Further research is needed in order to define exactly which patients would be benefited by co-culture. Also, the co-culture technique itself may be able to be further modified such that in vitro embryonic development is even better than what can be achieved with current technology. For example, many aspects of the co-culture technique could be altered, such as using a different cell line, a different medium, smaller droplets for culture, changing the medium more frequently, or other changes. By varying the usual co-culture techniques, we might obtain a further improvement in embryonic development over what is currently possible.
A practical problem with research in this area is that studies using variations on standard techniques are relatively easy to perform using animal embryos, but studies using human embryos are problematic to set up and implement. Results from co-culture studies done with animal embryos will not necessarily be applicable to IVF with human embryos.

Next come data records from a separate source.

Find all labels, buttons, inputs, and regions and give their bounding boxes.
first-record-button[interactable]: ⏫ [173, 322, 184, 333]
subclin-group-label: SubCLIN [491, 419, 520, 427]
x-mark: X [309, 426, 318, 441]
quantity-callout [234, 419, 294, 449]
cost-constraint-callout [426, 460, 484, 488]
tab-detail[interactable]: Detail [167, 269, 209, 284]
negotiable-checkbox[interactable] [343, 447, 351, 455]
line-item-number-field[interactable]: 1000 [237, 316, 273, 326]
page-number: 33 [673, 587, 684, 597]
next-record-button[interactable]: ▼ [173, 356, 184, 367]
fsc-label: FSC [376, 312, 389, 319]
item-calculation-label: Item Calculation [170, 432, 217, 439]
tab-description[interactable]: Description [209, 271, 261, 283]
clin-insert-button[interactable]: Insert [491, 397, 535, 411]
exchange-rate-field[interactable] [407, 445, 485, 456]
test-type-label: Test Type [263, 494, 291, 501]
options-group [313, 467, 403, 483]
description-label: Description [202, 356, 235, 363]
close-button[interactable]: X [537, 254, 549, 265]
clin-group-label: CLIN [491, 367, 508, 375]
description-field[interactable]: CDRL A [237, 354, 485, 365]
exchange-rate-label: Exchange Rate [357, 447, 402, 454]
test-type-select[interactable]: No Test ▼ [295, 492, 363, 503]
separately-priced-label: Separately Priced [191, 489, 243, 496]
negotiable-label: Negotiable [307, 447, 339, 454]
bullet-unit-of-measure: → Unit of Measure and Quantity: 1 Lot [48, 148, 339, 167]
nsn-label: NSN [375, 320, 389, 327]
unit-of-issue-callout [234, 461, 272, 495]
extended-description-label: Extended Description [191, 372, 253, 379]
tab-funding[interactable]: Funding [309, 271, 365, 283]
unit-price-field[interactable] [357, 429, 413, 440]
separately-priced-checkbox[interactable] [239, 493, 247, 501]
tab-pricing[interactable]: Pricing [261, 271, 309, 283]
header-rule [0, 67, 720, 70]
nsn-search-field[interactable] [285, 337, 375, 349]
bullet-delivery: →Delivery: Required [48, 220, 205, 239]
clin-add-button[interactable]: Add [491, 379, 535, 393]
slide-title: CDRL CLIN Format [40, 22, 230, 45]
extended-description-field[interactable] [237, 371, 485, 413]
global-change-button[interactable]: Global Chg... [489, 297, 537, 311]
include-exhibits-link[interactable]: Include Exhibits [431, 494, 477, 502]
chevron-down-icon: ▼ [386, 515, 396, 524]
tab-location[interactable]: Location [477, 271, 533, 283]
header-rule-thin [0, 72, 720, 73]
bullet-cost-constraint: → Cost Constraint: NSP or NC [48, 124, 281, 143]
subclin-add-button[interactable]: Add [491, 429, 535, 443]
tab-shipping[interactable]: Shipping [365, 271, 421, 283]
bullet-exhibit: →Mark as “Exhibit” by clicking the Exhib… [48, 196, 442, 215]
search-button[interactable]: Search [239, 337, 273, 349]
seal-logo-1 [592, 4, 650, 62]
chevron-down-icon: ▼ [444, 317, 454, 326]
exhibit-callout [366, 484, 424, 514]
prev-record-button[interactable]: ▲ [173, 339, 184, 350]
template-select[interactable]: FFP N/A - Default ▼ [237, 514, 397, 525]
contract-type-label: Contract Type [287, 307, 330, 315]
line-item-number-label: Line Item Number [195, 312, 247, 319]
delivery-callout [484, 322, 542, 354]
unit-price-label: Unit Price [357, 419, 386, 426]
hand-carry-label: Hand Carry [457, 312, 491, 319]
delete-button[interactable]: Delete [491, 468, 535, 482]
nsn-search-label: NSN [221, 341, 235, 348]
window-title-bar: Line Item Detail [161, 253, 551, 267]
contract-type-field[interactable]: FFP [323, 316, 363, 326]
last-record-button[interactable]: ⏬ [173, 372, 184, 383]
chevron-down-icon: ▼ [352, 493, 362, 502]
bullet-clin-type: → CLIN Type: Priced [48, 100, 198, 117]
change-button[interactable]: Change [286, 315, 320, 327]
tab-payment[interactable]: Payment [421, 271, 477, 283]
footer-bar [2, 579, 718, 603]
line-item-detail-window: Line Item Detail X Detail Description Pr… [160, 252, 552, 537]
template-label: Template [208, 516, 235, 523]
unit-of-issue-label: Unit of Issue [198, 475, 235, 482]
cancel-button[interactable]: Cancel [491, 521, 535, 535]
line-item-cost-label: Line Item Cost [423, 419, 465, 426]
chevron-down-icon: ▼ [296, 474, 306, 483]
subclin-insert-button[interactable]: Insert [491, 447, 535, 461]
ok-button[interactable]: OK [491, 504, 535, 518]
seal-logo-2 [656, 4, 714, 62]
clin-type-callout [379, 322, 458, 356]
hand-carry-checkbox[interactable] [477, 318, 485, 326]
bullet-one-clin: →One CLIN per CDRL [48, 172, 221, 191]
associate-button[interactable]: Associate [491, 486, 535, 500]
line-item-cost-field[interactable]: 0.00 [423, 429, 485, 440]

Much has been learned about co-culture both for animal in vitro embryo culture and for in vitro culture in the human as well. Studies continue to attempt to discover exactly how co-culture improves embryonic development. If the cells make certain products that stimulate development of healthier embryos, these products might be able to be produced commercially and added to conventional culture media.
It is possible that pure and exactly defined chemical media might someday be so improved as compared to what is now in use that co-culture would not offer any increase in pregnancy rates, even for poor prognosis patients. However, we do not appear to be at that point today. Further co-culture research is needed before we make tall claims about this being a panacea & a potential Nobel prize winner.